Trigger point injections are an effective therapy that is designed to help with issues surrounding myofascial pain syndrome. This syndrome is a muscle disorder that causes significant pain. Myofascial pain syndrome is characterized by myofascial trigger points. While myofascial pain syndrome can occur concurrently with fibromyalgia, the two are distinct from each other.
Trigger points are typically located in the back in the trapezius and rhomboid muscle groups. Trigger points in these areas can cause headaches or neck and shoulder pain. In addition to these areas, trigger points are also located in the extremities, but issues here are less common.
There is often a nodule located in the muscle where a trigger point is located. When somebody presses on this nodule, pain can be felt and may radiate or shoot outward from the nodule to the trigger point.
A trigger point injection (TPI) can be administered by several different types of medical professionals in an office setting. The injection is given straight into the trigger point itself. The injection may contain a corticosteroid, a local anesthetic, or both.
Additionally, a trigger point may simply have a needle inserted, but no medication is delivered. This “dry needling” can render the trigger point inactive and relieve the associated pain.
The TPI is typically administered to a patient who is lying on their stomach or sitting on the exam table. Your medical professional will locate the trigger point through palpation. Sometimes they may use an ultrasound to locate the trigger point, but this is not common.
The injection site will be marked; then the site will be sterilized with an alcohol swab. Some individuals may also request a topical anesthetic to help numb the injection site. After the site is numb, the injection is made, and the medication is injected. A bandage may be placed if bleeding occurs.
If you experience pain related to your treatment you may opt to take an over the counter pain medication that is also anti-inflammatory.
If you have a painful trigger point that radiates into the surrounding area, it may be time to consider TPI. Individuals that have fibromyalgia or myofascial pain syndrome are ideal candidates.
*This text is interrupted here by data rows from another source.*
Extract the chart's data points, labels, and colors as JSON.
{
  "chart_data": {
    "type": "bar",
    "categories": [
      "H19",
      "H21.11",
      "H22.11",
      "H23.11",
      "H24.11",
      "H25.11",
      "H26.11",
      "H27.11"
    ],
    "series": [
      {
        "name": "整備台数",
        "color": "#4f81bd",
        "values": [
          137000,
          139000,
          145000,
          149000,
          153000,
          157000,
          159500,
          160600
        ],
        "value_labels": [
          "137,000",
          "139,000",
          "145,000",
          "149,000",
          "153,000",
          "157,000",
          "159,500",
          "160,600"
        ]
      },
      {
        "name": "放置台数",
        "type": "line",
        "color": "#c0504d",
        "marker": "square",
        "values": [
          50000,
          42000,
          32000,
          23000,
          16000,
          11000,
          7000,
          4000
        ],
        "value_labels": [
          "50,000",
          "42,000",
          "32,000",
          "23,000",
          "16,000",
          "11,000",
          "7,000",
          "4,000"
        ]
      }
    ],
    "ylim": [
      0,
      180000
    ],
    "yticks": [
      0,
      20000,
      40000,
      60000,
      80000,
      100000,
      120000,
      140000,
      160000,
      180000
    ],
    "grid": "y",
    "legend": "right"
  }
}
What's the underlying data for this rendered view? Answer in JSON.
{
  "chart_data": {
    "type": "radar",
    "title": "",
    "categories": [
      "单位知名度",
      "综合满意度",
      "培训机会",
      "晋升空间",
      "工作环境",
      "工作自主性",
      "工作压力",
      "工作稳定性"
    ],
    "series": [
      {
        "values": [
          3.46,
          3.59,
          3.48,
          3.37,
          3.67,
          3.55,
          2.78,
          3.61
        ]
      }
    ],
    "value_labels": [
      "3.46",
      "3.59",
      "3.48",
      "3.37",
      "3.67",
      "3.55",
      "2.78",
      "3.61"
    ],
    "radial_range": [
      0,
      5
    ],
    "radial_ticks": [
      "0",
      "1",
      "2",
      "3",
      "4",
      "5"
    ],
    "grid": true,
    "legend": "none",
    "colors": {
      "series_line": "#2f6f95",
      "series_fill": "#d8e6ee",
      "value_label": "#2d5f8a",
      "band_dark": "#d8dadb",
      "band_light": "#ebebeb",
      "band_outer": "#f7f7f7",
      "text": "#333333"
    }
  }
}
Pain associated with the actual injection is a rare but relatively minor side effect that some patients have reported. The pain is usually gone within a few days of the injection. If you experience these side effects, the use of ice, heat, or over the counter medications can help to alleviate your pain.
Another possible side effect is a skin indentation that occurs at the injection site. This has only been seen when the injection includes the steroid. The steroid may cause the underlying fat cells to shrink leaving a small depression.
Some bleeding or a risk of infection is also present due to the injection of the needle through the skin. While these side effects are relatively minor, if your condition worsens, you should immediately seek medical attention.
TPI injections can completely resolve the issue permanently when they are associated with minor trauma, injury, or as the result of a motion that will no longer be performed. However, individuals that are receiving TPI treatment as the result of fibromyalgia or myofascial pain syndrome may require multiple injections. Trigger points tend to recur when a chronic condition causes them. Injections may be required monthly, but typically occur less frequently. You should discuss your needs with your medical professional.
Trigger point injections can be an effective treatment for many patients that are experiencing trigger point pain. If you believe that this may be the cause of your pain, schedule an appointment with a medical professional and discuss your options.